If you haven’t tried it yet, RedwoodJS is a wrapper around a ReactJS client side experience and a Fastify backend Node.JS server. It pairs well with a database like Postgres and does a bunch of GraphQL magic that I don’t like thinking about. I find it a lot easier to get started than something like Next.JS since Redwood doesn’t have any weird blending between client side and server side behavior and just templates out the annoying parts. If you like something straight forward, I very much recommend RedwoodJS. And pair it with Daisy UI for styling everything and you can pretty quickly get a nice looking hand crafted website.

For all the image related components, both generating images and turning images into character profiles, I hacked together a very lightweight FastAPI python server that I call Surface Chat. Its pretty much me glueing together various transformers API tutorials so that I can run a baseline SDXL model and swap in a bunch of different LoRA adapters on demand. Crammed in is LLaVA for multi-modal models mostly because I didn’t know of any open source framework that supported this with a standard format, but with OpenAI’s releases that will likely change soon.
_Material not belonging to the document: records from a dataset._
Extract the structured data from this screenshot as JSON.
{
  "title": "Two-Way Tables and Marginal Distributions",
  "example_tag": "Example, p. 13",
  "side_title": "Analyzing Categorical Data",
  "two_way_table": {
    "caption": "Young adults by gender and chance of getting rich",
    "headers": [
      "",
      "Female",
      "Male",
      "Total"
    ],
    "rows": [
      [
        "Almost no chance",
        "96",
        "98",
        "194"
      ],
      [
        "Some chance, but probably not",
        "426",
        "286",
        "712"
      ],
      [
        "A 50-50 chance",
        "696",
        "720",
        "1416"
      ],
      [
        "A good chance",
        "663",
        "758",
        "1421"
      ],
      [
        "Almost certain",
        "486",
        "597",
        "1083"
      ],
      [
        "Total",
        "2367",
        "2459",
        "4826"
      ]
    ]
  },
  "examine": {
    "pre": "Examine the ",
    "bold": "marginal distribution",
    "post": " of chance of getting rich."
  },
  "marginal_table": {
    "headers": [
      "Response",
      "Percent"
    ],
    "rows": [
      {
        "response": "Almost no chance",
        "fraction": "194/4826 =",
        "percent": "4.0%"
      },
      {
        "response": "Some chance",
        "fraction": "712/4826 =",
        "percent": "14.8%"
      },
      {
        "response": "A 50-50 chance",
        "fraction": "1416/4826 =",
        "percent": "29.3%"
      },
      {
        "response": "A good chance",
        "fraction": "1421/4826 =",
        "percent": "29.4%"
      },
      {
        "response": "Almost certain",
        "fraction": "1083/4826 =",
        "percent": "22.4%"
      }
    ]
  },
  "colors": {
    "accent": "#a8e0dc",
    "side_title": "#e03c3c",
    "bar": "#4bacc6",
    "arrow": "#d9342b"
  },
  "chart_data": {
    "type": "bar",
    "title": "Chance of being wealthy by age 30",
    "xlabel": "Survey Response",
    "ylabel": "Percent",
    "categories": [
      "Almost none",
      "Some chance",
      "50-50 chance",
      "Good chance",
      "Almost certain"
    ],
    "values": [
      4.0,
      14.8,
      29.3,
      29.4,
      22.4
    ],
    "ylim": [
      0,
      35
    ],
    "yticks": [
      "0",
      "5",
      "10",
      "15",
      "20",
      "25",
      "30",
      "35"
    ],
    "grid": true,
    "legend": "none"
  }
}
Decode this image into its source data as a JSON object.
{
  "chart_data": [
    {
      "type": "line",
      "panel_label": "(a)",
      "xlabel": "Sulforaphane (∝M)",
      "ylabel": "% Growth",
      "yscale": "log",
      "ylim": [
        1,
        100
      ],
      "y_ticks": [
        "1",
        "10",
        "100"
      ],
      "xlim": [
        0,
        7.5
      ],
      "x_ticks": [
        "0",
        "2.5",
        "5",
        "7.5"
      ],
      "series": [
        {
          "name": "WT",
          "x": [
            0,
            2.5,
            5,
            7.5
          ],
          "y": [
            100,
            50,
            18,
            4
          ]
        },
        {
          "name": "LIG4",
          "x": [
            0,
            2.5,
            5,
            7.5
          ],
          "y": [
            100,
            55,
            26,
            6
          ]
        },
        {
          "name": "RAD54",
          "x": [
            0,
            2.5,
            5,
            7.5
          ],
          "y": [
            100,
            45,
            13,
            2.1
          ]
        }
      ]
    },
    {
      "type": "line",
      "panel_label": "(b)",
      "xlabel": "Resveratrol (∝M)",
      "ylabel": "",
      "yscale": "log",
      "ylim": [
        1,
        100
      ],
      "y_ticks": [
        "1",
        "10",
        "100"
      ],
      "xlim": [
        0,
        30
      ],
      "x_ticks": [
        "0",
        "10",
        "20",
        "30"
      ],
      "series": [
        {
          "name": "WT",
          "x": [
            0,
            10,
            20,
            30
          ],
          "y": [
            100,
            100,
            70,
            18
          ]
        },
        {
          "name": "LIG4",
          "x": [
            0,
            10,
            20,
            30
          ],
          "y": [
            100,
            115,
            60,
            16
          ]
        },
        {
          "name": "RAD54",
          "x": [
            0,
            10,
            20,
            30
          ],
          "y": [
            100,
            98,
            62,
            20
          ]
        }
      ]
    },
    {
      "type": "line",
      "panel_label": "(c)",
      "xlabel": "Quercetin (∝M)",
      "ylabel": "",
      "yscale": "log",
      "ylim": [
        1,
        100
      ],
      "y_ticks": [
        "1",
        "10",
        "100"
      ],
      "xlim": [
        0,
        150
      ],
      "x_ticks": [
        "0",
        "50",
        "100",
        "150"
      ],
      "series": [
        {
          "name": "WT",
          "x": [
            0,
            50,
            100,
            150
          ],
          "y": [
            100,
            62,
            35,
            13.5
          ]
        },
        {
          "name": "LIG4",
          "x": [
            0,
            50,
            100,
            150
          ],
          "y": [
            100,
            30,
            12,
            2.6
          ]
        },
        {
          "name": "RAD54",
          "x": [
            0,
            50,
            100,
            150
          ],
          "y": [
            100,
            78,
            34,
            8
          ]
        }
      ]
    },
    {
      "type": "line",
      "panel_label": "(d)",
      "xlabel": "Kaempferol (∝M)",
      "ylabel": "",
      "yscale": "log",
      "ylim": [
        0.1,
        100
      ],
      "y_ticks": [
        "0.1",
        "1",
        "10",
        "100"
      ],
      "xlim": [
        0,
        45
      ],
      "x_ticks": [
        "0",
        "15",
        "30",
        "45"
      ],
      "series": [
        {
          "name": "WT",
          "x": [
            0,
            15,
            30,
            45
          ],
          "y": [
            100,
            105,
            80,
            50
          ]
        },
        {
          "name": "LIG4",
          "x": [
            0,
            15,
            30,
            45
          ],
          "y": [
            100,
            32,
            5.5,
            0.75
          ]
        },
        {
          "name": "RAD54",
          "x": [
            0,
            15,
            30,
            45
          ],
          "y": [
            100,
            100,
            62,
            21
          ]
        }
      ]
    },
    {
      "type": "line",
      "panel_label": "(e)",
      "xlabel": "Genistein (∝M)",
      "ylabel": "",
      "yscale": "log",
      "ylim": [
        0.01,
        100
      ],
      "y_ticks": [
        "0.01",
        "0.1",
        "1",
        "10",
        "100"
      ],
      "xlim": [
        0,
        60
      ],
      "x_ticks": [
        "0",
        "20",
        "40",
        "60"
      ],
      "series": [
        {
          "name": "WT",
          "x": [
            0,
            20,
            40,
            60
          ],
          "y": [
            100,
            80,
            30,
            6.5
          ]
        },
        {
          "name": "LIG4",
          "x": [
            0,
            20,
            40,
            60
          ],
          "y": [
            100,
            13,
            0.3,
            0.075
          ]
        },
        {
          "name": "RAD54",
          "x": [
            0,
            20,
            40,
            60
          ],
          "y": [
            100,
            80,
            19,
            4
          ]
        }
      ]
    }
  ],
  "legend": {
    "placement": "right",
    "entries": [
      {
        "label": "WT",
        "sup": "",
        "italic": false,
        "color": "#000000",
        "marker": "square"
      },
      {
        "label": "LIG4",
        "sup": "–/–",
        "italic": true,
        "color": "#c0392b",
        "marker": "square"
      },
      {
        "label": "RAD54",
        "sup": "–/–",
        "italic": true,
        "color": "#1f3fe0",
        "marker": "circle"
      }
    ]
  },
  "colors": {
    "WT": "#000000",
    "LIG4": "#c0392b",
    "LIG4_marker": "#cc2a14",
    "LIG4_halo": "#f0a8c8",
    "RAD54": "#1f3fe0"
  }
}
Finally, for the chat portion and other random places I might need pure a generative text model, I spun up FastChat with a single Zephyr 7B Beta model. FastChat has their own suite of tools for training but I primarily wanted their nice split framework so I can scale the heavy GPU portion easily and it’s support for various serving methods. And there’s probably newer options for this step but I haven’t investigated them yet. That is somewhere in my future.

What Next

Whew that was a lot. This was really a whirlwind summary of what KT Villa is all about, why I made it, and a light sketch of what went into it. Up next I want to go into more detail about what’s happening inside SurfaceChat and generally what I like and don’t like about FastChat. Lastly I’ll go in depth through the RedwoodJS server and show where all the generative AI steps tie in and demonstrate how straightforward it can be with this kind of separation. Expect those in coming weeks.

P.S. If you want to make a cute website like this, take @HamelHusain’s advice and look at Quarto. I used to use Jekyll and this is so so much better.